There are, says Kiviat, good theoretical reasons to believe that a problematic invasive might settle down without human intervention, though he concedes that it probably wouldn’t happen on a schedule that would make humans happy. Loosestrife has been here for more than 200 years; if something wanted to eat it, there has been plenty of opportunity. Yet the literature on invasives does record a few happy accidents: cases in which an invasive exotic met a native insect that said “Hallelujah!” The multiflora rose, for instance, spread unimpeded from the East Coast to the Rockies in a matter of decades, then encountered a mite carrying a disease of native mountain roses.

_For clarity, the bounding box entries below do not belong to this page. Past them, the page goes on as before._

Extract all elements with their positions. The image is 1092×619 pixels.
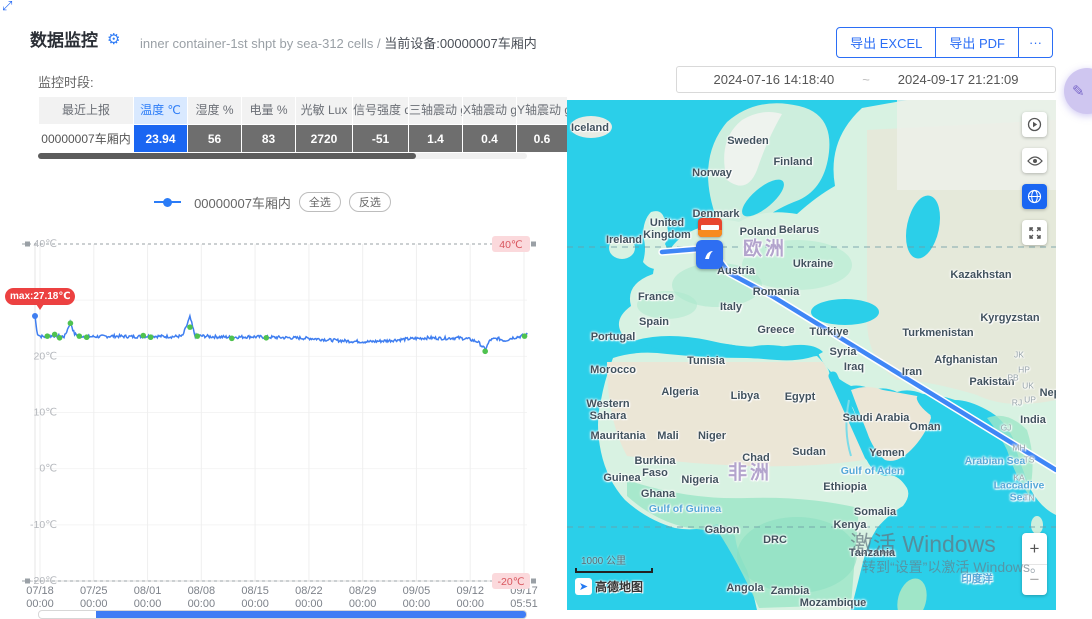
value-cell-6[interactable]: 0.4 bbox=[463, 125, 517, 153]
truck-marker[interactable] bbox=[698, 218, 722, 237]
svg-text:00:00: 00:00 bbox=[188, 598, 216, 610]
svg-text:10℃: 10℃ bbox=[34, 407, 57, 419]
map-eye-button[interactable] bbox=[1022, 148, 1047, 173]
data-monitor-page: ⤢ 数据监控 ⚙ inner container-1st shpt by sea… bbox=[0, 0, 1092, 619]
breadcrumb-shipment: inner container-1st shpt by sea-312 cell… bbox=[140, 36, 373, 51]
svg-text:0℃: 0℃ bbox=[39, 463, 57, 475]
column-header-8[interactable]: Y轴震动 g bbox=[517, 97, 568, 125]
date-range-start[interactable]: 2024-07-16 14:18:40 bbox=[713, 72, 834, 87]
column-header-1[interactable]: 温度 ℃ bbox=[134, 97, 188, 125]
breadcrumb-device: 当前设备:00000007车厢内 bbox=[384, 36, 536, 51]
select-all-button[interactable]: 全选 bbox=[299, 192, 341, 212]
export-excel-button[interactable]: 导出 EXCEL bbox=[836, 27, 936, 58]
map-expand-button[interactable] bbox=[1022, 220, 1047, 245]
collapse-arrows-icon[interactable]: ⤢ bbox=[2, 0, 12, 14]
column-header-6[interactable]: 三轴震动 g bbox=[409, 97, 463, 125]
column-header-4[interactable]: 光敏 Lux bbox=[296, 97, 353, 125]
datazoom-thumb[interactable] bbox=[96, 611, 526, 618]
svg-text:09/12: 09/12 bbox=[456, 585, 484, 597]
svg-text:00:00: 00:00 bbox=[26, 598, 54, 610]
value-cell-2[interactable]: 83 bbox=[242, 125, 296, 153]
svg-text:00:00: 00:00 bbox=[349, 598, 377, 610]
device-name-cell[interactable]: 00000007车厢内 bbox=[39, 125, 134, 153]
page-title: 数据监控 bbox=[30, 26, 98, 51]
map-control-panel bbox=[1022, 112, 1047, 245]
svg-text:08/08: 08/08 bbox=[188, 585, 216, 597]
monitor-period-label: 监控时段: bbox=[38, 72, 94, 91]
export-button-group: 导出 EXCEL 导出 PDF ··· bbox=[836, 27, 1053, 58]
svg-text:00:00: 00:00 bbox=[80, 598, 108, 610]
svg-text:00:00: 00:00 bbox=[456, 598, 484, 610]
svg-text:00:00: 00:00 bbox=[295, 598, 323, 610]
date-range-picker[interactable]: 2024-07-16 14:18:40 ~ 2024-09-17 21:21:0… bbox=[676, 66, 1056, 93]
svg-text:-20℃: -20℃ bbox=[498, 576, 525, 588]
value-cell-7[interactable]: 0.6 bbox=[517, 125, 568, 153]
feedback-float-button[interactable]: ✎ bbox=[1064, 68, 1092, 114]
scrollbar-thumb[interactable] bbox=[38, 153, 416, 159]
amap-plane-icon: ➤ bbox=[575, 578, 592, 595]
svg-text:08/29: 08/29 bbox=[349, 585, 377, 597]
column-header-0[interactable]: 最近上报 bbox=[39, 97, 134, 125]
svg-text:-10℃: -10℃ bbox=[30, 519, 57, 531]
legend-line-marker[interactable] bbox=[154, 198, 181, 207]
temperature-line-chart[interactable]: 07/1800:0007/2500:0008/0100:0008/0800:00… bbox=[0, 230, 545, 619]
map-play-button[interactable] bbox=[1022, 112, 1047, 137]
date-range-separator: ~ bbox=[862, 72, 870, 87]
svg-text:09/05: 09/05 bbox=[403, 585, 431, 597]
map-scale-label: 1000 公里 bbox=[581, 552, 626, 567]
date-range-end[interactable]: 2024-09-17 21:21:09 bbox=[898, 72, 1019, 87]
chart-legend: 00000007车厢内 全选 反选 bbox=[0, 192, 545, 212]
route-map[interactable]: IcelandNorwaySwedenFinlandUnited Kingdom… bbox=[567, 100, 1056, 610]
column-header-5[interactable]: 信号强度 db bbox=[353, 97, 409, 125]
device-location-marker[interactable] bbox=[696, 240, 723, 269]
map-globe-button[interactable] bbox=[1022, 184, 1047, 209]
value-cell-0[interactable]: 23.94 bbox=[134, 125, 188, 153]
invert-selection-button[interactable]: 反选 bbox=[349, 192, 391, 212]
value-cell-5[interactable]: 1.4 bbox=[409, 125, 463, 153]
svg-text:00:00: 00:00 bbox=[134, 598, 162, 610]
value-cell-1[interactable]: 56 bbox=[188, 125, 242, 153]
amap-logo[interactable]: ➤ 高德地图 bbox=[575, 578, 643, 595]
breadcrumb: inner container-1st shpt by sea-312 cell… bbox=[140, 33, 537, 52]
windows-watermark-line1: 激活 Windows bbox=[850, 525, 996, 559]
chart-canvas[interactable]: 07/1800:0007/2500:0008/0100:0008/0800:00… bbox=[0, 230, 545, 619]
chart-datazoom-slider[interactable] bbox=[38, 610, 527, 619]
svg-text:07/25: 07/25 bbox=[80, 585, 108, 597]
column-header-3[interactable]: 电量 % bbox=[242, 97, 296, 125]
amap-logo-text: 高德地图 bbox=[595, 578, 643, 595]
svg-text:08/15: 08/15 bbox=[241, 585, 269, 597]
device-marker-icon bbox=[702, 247, 718, 263]
windows-watermark-line2: 转到“设置”以激活 Windows。 bbox=[862, 557, 1044, 577]
svg-text:00:00: 00:00 bbox=[241, 598, 269, 610]
export-pdf-button[interactable]: 导出 PDF bbox=[935, 27, 1019, 58]
svg-text:05:51: 05:51 bbox=[510, 598, 538, 610]
device-data-table: 最近上报温度 ℃湿度 %电量 %光敏 Lux信号强度 db三轴震动 gX轴震动 … bbox=[38, 96, 568, 153]
max-temp-marker: max:27.18℃ bbox=[5, 288, 75, 305]
breadcrumb-separator: / bbox=[377, 36, 381, 51]
column-header-2[interactable]: 湿度 % bbox=[188, 97, 242, 125]
svg-text:40℃: 40℃ bbox=[499, 239, 522, 251]
gear-icon[interactable]: ⚙ bbox=[107, 30, 120, 48]
value-cell-4[interactable]: -51 bbox=[353, 125, 409, 153]
more-actions-button[interactable]: ··· bbox=[1018, 27, 1053, 58]
svg-text:00:00: 00:00 bbox=[403, 598, 431, 610]
table-row[interactable]: 00000007车厢内23.9456832720-511.40.40.6 bbox=[39, 125, 568, 153]
legend-series-label[interactable]: 00000007车厢内 bbox=[194, 193, 291, 212]
value-cell-3[interactable]: 2720 bbox=[296, 125, 353, 153]
svg-text:08/22: 08/22 bbox=[295, 585, 323, 597]
svg-text:08/01: 08/01 bbox=[134, 585, 162, 597]
table-header-row: 最近上报温度 ℃湿度 %电量 %光敏 Lux信号强度 db三轴震动 gX轴震动 … bbox=[39, 97, 568, 125]
svg-text:20℃: 20℃ bbox=[34, 350, 57, 362]
table-horizontal-scrollbar[interactable] bbox=[38, 153, 527, 159]
column-header-7[interactable]: X轴震动 g bbox=[463, 97, 517, 125]
map-scale-bar bbox=[575, 568, 653, 573]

Some of those mites switched hosts and are now marching east, destroying multiflora as they go.
The invasive exotic Eurasian watermilfoil, a likely escapee from home aquariums, began clogging waterways up and down the East Coast in the 1940s. A few years ago an alert biologist noticed unexplained declines of the invader. She investigated and learned that a native aquatic beetle had discovered the invasive, found it more palatable than the closely related native milfoil that had previously formed its diet, and started munching. Now when the weed becomes a problem, biocontrol specialists just beef up the beetle population.
Of course, Kiviat’s pleas for a wait-and-see approach to loosestrife may become moot if plans for insect biocontrol succeed. Since 1985, researchers centered at Cornell have been studying the possibility of controlling loosestrife by importing some of its European predators. After screening 100 or so insects that eat the plant in Europe, the researchers settled on 4 candidates—2 leaf feeders, a flower feeder, and a root feeder—deemed unlikely to misbehave in a new environment. (One test: The insects starved to death when offered anything but loosestrife to eat.) To date, the group has released more than 3 million insects on more than 1,200 loosestrife sites in more than 30 states.
The results are just now being tabulated—it can take three to five years for an insect population to get big enough to do major damage—but preliminary reports indicate success. Yet not even the most enthusiastic biocontrol freaks, as Kiviat sometimes calls them, think insects are the whole answer to loosestrife management: Hand removal and other methods will always be necessary.
Even if biocontrol were to eliminate loosestrife, there are plenty of other invasives to which Kiviat could turn his attention. He never misses a chance to visit a certain clump of reeds called phragmites in a pond in Central Park; he stops there when he’s in New York City the way some people make a point of popping into Zabar’s. Though deplored as an invasive, the plant has been in North America for 3,000 years. “People love that phragmites,” he says. “It looks nice, and the fact is, the birds use it constantly. Last time I was there I counted eight species in half an hour.”
Kiviat insists he’s not an apologist for the aggressive habits of loosestrife or other invasive plants. “Look, if you see a single purple loosestrife in a conservation area, I think you should pull it out by the roots and go back every year until it’s gone. There are situations where these plants are the enemy—but not in every situation.” Besides, he says, “sometimes when you get to know your enemy, he turns out to be your friend.”